It may be premature for the U.S. Defense Department to shift its focus to the Asia-Pacific as al-Qaida’s global network evolves, a Rand analyst says.
Last month, U.S. State Department spokeswoman Victoria Nuland said the U.S. government has been emphasizing a “pivot to Asia for some time now.”
U.S. Deputy Secretary of Defense Ashton Carter said at the end of a tour of the region in August that a continued focus on the Asia-Pacific region was “one of the most prominent and important” issues for the Department of Defense.
U.S. forces are refocusing efforts now that the war in Iraq is over and the engagement with Afghanistan is drawing to a close.
Seth Jones, a senior political scientist at policy center Rand, said the so-called Arab Spring has sparked an evolution in al-Qaida in the region. Affiliates from Nigeria to Somalia and North Africa have all sworn allegiance to al-Qaida leader Ayman al-Zawahiri, he said.

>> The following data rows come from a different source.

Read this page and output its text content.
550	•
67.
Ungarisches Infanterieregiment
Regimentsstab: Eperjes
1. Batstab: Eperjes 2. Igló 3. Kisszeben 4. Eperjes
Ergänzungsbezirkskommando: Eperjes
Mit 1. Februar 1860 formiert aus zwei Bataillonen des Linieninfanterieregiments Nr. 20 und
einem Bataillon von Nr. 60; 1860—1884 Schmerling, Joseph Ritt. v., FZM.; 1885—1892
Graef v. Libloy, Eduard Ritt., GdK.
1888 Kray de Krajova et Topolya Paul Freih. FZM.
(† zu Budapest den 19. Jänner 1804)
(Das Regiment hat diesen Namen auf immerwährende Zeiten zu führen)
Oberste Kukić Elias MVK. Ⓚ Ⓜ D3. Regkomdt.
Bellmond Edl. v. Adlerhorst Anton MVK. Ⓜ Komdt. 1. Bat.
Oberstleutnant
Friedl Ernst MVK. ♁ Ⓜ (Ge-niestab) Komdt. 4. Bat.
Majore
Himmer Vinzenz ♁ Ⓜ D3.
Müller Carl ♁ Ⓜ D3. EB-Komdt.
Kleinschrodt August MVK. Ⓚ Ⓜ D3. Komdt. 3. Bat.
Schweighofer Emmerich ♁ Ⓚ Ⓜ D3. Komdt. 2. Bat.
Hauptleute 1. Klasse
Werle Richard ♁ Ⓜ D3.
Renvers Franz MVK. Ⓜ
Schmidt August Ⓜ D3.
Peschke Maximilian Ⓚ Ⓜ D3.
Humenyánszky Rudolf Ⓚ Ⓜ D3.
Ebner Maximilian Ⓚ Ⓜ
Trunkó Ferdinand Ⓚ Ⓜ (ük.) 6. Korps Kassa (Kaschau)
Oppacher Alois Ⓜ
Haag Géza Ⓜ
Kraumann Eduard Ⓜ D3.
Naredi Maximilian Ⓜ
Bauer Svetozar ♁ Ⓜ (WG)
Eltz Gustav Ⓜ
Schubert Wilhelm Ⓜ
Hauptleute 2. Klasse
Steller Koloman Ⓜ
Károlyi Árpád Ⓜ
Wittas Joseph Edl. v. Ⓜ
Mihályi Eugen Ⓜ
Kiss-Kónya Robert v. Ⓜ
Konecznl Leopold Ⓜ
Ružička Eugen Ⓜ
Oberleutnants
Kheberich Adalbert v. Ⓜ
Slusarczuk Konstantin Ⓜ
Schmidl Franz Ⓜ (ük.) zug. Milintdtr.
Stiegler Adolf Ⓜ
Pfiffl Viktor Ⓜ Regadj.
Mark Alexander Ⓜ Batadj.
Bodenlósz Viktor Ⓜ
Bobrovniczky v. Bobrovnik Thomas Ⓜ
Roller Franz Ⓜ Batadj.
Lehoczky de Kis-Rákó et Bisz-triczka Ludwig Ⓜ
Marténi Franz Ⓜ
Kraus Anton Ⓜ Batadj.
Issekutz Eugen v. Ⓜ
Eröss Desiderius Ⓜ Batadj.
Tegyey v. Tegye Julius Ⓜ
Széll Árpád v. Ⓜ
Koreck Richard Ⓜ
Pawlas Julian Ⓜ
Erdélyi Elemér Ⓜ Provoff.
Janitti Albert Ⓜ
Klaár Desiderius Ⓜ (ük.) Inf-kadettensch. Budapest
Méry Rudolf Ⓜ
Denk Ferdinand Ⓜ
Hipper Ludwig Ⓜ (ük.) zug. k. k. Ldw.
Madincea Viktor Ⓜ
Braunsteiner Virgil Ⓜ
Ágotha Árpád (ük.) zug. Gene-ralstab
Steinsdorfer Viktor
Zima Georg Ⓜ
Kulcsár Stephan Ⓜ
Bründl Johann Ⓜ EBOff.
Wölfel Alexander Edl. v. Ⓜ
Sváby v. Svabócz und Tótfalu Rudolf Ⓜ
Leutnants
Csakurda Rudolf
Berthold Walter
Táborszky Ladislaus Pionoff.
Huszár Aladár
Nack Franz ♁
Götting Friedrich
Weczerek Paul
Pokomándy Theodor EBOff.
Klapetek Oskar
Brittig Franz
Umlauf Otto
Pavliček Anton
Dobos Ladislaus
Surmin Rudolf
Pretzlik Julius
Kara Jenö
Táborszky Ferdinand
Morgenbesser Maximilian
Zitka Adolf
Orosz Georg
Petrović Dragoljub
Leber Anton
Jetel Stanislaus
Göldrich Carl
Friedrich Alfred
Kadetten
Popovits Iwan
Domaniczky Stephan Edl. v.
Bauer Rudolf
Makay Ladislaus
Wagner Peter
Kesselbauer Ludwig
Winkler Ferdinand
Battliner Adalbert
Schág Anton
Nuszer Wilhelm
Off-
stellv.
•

“Addressing U.S. interests in the Far East is important, but not if it means losing focus on America’s most pressing danger zone — the arc running from North Africa to the Middle East and South Asia that is the heart of al-Qaida’s territory,” he said in a briefing.
The “fourth wave” of al-Qaida, he said, is spreading to new areas of the Middle East and North Africa as the U.S. strategic focus moves east.